Is Kenya Power staring at financial blackout?

Energy secretary Charles Keter (centre) and principal secretary Joseph Njoroge listen to Godfrey Ticha, a Kenya Power engineer, when the officials toured Juja sub-station in Dandora on January 10, 2017. photo | anthony omuya
Energy secretary Charles Keter (centre) and principal secretary Joseph Njoroge listen to Godfrey Ticha, a Kenya Power engineer, when the officials toured Juja sub-station in Dandora on January 10, 2017. photo | anthony omuya 

We need to start a national conversation about the financial solvency of Kenya Power. When a monopoly utility like Kenya Power, which is part of the nation’s critical infrastructure is in bad financial health, the nation’s economy is at risk because electricity is a vital input in virtually every economic activity.

What is the true health of Kenya Power today? This burning question is the issue of fuel cost recovery.

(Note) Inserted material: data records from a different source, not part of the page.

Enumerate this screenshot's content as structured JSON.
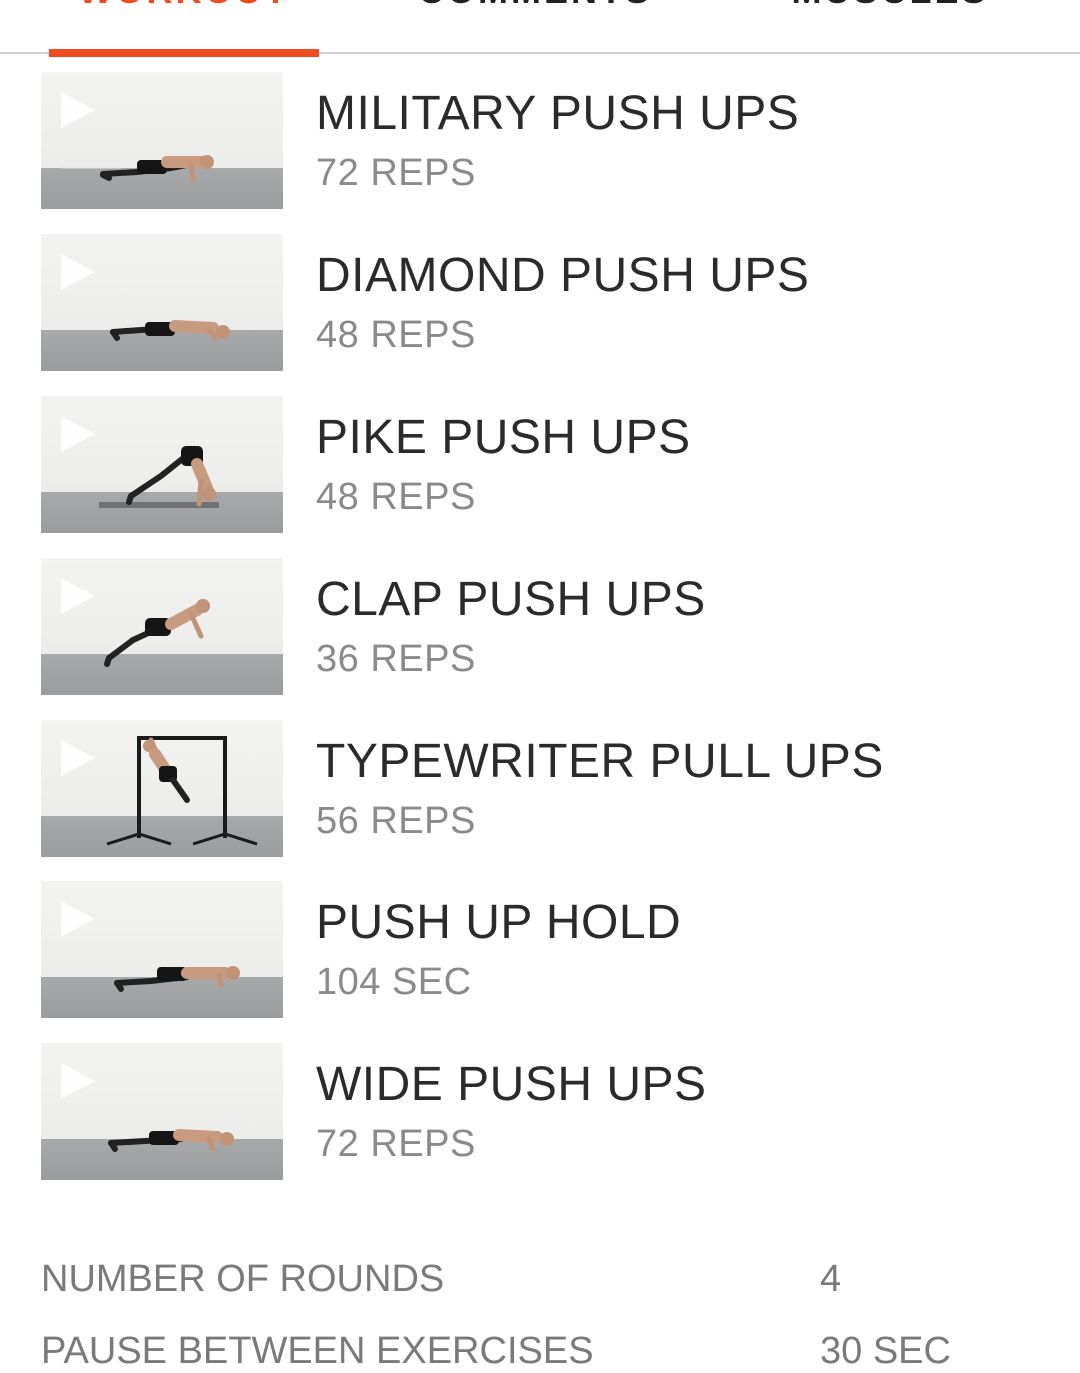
{
  "tabs": [
    {
      "label": "WORKOUT",
      "active": true
    },
    {
      "label": "COMMENTS",
      "active": false
    },
    {
      "label": "MUSCLES",
      "active": false
    }
  ],
  "accent_color": "#f04b1c",
  "exercises": [
    {
      "name": "MILITARY PUSH UPS",
      "amount": "72 REPS",
      "thumb_icon": "play-icon"
    },
    {
      "name": "DIAMOND PUSH UPS",
      "amount": "48 REPS",
      "thumb_icon": "play-icon"
    },
    {
      "name": "PIKE PUSH UPS",
      "amount": "48 REPS",
      "thumb_icon": "play-icon"
    },
    {
      "name": "CLAP PUSH UPS",
      "amount": "36 REPS",
      "thumb_icon": "play-icon"
    },
    {
      "name": "TYPEWRITER PULL UPS",
      "amount": "56 REPS",
      "thumb_icon": "play-icon"
    },
    {
      "name": "PUSH UP HOLD",
      "amount": "104 SEC",
      "thumb_icon": "play-icon"
    },
    {
      "name": "WIDE PUSH UPS",
      "amount": "72 REPS",
      "thumb_icon": "play-icon"
    }
  ],
  "summary": [
    {
      "label": "NUMBER OF ROUNDS",
      "value": "4"
    },
    {
      "label": "PAUSE BETWEEN EXERCISES",
      "value": "30 SEC"
    }
  ]
}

Newspapers have reported a massive hole running into billions of shillings in the books of the company.

A section of members of the energy committee of Parliament alleged the other day that the big hole in the books of Kenya Power is hidden under fuel cost recovery charges. I grabbed the latest audited accounts of the company to look for evidence to test some of these claims.

I was taught in business journalism school many years ago that the three principal elements that make up a financial statement of a company are the profit and loss account (P&L), the balance sheet, and the cash flow statement.

We were taught that other notes and disclosures in the annual audited accounts merely support the information contained in the three basic elements of a financial statement.

I went straight into the profit and loss account in Kenya Power’s audited accounts for the year ended June 30, 2017. The first thing I wanted to find from the profit and loss account is whether it shows any fuel costs that were not recovered in the financial year?

When you look at the profit and loss account and check the item ‘‘fuel cost charges’’, you will see clearly that they were recovered in full in 2007.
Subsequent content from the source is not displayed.